Bills include large increases for acquisition workforce and call for paring back outsourcing program management work to contractors.

The House and Senate passed a $3.5 trillion fiscal 2010 federal budget on Thursday, in which they called for major acquisition reforms to rein in Defense Department spending and a $500 million fund to bolster the acquisition workforce.

Both chambers endorsed the Obama administration's effort to make acquisition reform a top priority, a position also backed in the 2009 Weapon Systems Acquisition Reform Act approved by the Senate Armed Services Committee on Thursday.

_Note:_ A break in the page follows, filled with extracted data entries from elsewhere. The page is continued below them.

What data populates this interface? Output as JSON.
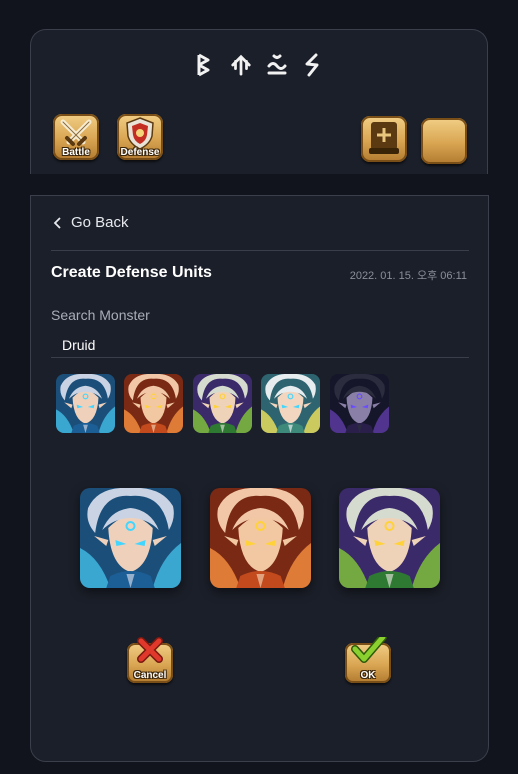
{
  "header": {
    "runes": [
      "ᛒ",
      "ᛏ",
      "ᛟ",
      "ᛋ"
    ],
    "buttons": {
      "battle_label": "Battle",
      "defense_label": "Defense"
    }
  },
  "nav": {
    "back_label": "Go Back"
  },
  "form": {
    "title": "Create Defense Units",
    "timestamp": "2022. 01. 15. 오후 06:11",
    "search_label": "Search Monster",
    "search_value": "Druid"
  },
  "results": [
    {
      "name": "druid-water",
      "element": "water",
      "accent": "#4fc3e8"
    },
    {
      "name": "druid-fire",
      "element": "fire",
      "accent": "#e8642b"
    },
    {
      "name": "druid-wind",
      "element": "wind",
      "accent": "#9bc53d"
    },
    {
      "name": "druid-light",
      "element": "light",
      "accent": "#e8e05a"
    },
    {
      "name": "druid-dark",
      "element": "dark",
      "accent": "#7a4fc8"
    }
  ],
  "selected": [
    {
      "name": "druid-water",
      "element": "water"
    },
    {
      "name": "druid-fire",
      "element": "fire"
    },
    {
      "name": "druid-wind",
      "element": "wind"
    }
  ],
  "actions": {
    "cancel_label": "Cancel",
    "ok_label": "OK"
  },
  "colors": {
    "background": "#11141c",
    "panel": "#1b1f29",
    "gold": "#d9a552",
    "cancel_red": "#e0392b",
    "ok_green": "#8ad12f"
  }
}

Acquisition costs for 96 major weapon systems programs, with a total cost of $296 billion, increased 25 percent from original estimates, the Government Accountability Office reported on Wednesday. The cost overruns mean Defense does not have the funds to acquire the equipment it needs, according to the House budget bill.

The Senate bill said acquisition reform will ensure Defense gets "the best possible value" for its proposed $533.7 billion in fiscal 2010, up 4 percent from $513 billion in fiscal 2009.

Congress asked Defense to take a sharp look at its service contracts, which GAO reported in March 2008 as increasing 77 percent, from $85.1 billion in 1996 to $151 billion in 2006.

Because Defense has relied more on contractors to help manage programs and to carry out operations on battlefields in Iraq and Afghanistan, the House budget bill called on the department to review the role of its contractors, including the degree to which they perform inherently governmental functions.

The pendulum on contract management has slowly started to swing back from contractors to the government, said Warren Suss, president of the Suss Consulting. He said the Navy's $10 billion-plus Next-Generation Enterprise Network was a prime example of the shift, with the Navy taking over program management functions it ceded to EDS on the Navy Marine Corps Intranet network, which the NGEN contract will replace.

The Senate allocated $500 million to the acquisition workforce development plan in fiscal 2010, almost seven times the $75 million set aside in the fiscal 2009 budget, to "oversee acquisition programs and get better value for our defense dollar."

The House noted that Defense could save billions of dollars by acting on 781 unspecified recommendations GAO has made since 2001. The bill also urged congressional Defense committees to identify wasteful practices, fraud and abuse.

Defense also must reassess the role Cold War weapon systems play in meeting 21st century threats and explore alternative energy sources to help reduce its multibillion dollar fuel and electricity bills, according to the House report.